Alishan Sharafu

Personal information
- Full name: Alishan Sharafu
- Born: 10 January 2003 (age 23) Kanhangad, Kerala, India
- Batting: Right-handed
- Bowling: Right-arm fast-medium
- Role: Batting all-rounder

International information
- National side: United Arab Emirates (2020–present);
- ODI debut (cap 88): 8 January 2021 v Ireland
- Last ODI: 5 November 2025 v Nepal
- T20I debut (cap 51): 23 February 2020 v Iran
- Last T20I: 16 November 2025 v Nepal

Career statistics
| Competition | ODI | T20I | LA | T20 |
| Matches | 28 | 63 | 28 | 97 |
| Runs scored | 433 | 1,650 | 433 | 2,299 |
| Batting average | 16.65 | 33.00 | 16.65 | 29.47 |
| 100s/50s | 0/1 | 0/13 | 0/1 | 0/15 |
| Top score | 58 | 90* | 58 | 90* |
| Catches/stumpings | 14/– | 28/– | 14/– | 40/– |
- Source: ESPNcricinfo, 1 January 2026

= Alishan Sharafu =

UAE cricketer

Alishan Sharafu (അലിഷാൻ ഷറഫു; born 10 January 2003) is a cricketer who plays for the United Arab Emirates national cricket team and Abu Dhabi Knight Riders in the International League T20 (ILT20).

==Early life and education==
Alishan Sharafu was born on 10 January 2003 in Kanhangad, Kerala, India.

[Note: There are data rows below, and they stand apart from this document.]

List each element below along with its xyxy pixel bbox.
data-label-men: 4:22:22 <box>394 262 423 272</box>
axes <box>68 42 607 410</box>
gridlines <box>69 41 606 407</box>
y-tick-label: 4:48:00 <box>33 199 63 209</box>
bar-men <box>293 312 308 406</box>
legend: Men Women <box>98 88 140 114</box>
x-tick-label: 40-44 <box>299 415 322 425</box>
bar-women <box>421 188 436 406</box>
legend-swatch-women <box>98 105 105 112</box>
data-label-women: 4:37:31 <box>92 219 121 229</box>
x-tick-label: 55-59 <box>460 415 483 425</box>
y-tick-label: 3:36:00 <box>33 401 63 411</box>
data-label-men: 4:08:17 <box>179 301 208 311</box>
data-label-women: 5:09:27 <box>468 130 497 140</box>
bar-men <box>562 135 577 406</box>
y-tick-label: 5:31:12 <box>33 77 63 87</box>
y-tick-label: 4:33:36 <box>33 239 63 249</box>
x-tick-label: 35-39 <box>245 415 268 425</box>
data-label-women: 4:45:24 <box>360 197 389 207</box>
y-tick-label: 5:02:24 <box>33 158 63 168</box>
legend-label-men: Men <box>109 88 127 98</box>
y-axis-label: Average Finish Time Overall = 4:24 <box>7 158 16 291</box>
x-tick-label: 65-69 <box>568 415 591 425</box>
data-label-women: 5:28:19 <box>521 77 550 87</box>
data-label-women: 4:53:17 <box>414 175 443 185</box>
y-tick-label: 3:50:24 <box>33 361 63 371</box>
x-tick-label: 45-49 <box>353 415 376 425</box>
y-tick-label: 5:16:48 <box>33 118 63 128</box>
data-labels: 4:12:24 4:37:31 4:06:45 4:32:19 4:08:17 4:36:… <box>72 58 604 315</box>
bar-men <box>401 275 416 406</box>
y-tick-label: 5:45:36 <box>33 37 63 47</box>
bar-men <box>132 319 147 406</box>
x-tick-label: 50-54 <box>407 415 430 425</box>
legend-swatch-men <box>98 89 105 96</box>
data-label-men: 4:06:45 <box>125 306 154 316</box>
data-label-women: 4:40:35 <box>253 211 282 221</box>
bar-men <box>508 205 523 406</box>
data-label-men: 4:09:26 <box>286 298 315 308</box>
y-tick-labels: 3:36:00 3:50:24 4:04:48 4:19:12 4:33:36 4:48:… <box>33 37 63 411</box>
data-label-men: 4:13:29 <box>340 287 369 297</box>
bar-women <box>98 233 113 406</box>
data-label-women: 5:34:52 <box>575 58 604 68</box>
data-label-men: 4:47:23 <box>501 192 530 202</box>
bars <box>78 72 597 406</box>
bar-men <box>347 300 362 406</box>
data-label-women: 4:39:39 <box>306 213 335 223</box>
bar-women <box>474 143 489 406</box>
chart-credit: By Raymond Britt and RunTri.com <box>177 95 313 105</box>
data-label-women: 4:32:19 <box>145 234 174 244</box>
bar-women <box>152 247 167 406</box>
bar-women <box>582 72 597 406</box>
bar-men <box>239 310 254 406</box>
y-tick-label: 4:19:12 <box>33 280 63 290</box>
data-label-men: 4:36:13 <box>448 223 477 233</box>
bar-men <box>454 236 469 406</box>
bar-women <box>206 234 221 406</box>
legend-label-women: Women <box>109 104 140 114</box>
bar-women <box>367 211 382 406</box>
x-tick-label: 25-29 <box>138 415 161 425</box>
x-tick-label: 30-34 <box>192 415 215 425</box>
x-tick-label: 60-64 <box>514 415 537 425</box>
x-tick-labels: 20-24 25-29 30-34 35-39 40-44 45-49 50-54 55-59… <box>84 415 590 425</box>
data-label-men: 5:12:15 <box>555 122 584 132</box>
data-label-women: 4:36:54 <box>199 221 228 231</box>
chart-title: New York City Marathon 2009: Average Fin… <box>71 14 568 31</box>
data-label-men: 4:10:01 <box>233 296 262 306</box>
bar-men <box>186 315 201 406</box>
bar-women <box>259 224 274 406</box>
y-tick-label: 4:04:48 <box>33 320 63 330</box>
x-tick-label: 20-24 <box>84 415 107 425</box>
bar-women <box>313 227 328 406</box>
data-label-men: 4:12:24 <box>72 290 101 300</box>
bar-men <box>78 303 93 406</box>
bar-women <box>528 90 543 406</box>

He spent his early life in the UAE. His interest in cricket began during childhood visits to Kanhangad and Ramanthali in the Kannur district of Kerala, India, and India's win in the 2011 Cricket World Cup inspired him to play cricket as a professional.

Sharafu holds a bachelor's degree in cybersecurity.

==Career==
Sharafu represented the UAE at the Under-16 and Under-19 levels, beginning at age 15.

In 2020, Sharafu was named in the United Arab Emirates squad for the 2020 Under-19 Cricket World Cup. In their plate semi-final match against Nigeria, Sharafu scored an unbeaten 59 runs and was named the man of the match. He made his Twenty20 International (T20I) debut on 23 February 2020, against Iran, in the 2020 ACC Western Region T20 tournament.

In December 2020, Sharafu was one of ten cricketers to be awarded a year-long part-time contract by the Emirates Cricket Board. In January 2021, he was named in the UAE's One Day International (ODI) squad to play against Ireland. He made his ODI debut against Ireland, on 8 January 2021. However, the following day he tested positive for COVID-19, resulting in the next ODI match being rescheduled.

In January 2022, Sharafu was named as the captain of the UAE team for the 2022 ICC Under-19 Cricket World Cup in the West Indies.

In 2024, Sharafu joined the Abu Dhabi Knight Riders after being identified at a trial and played in the ILT20.

In January 2026, Sharafu was named in UAE's squad for the 2026 T20 World Cup.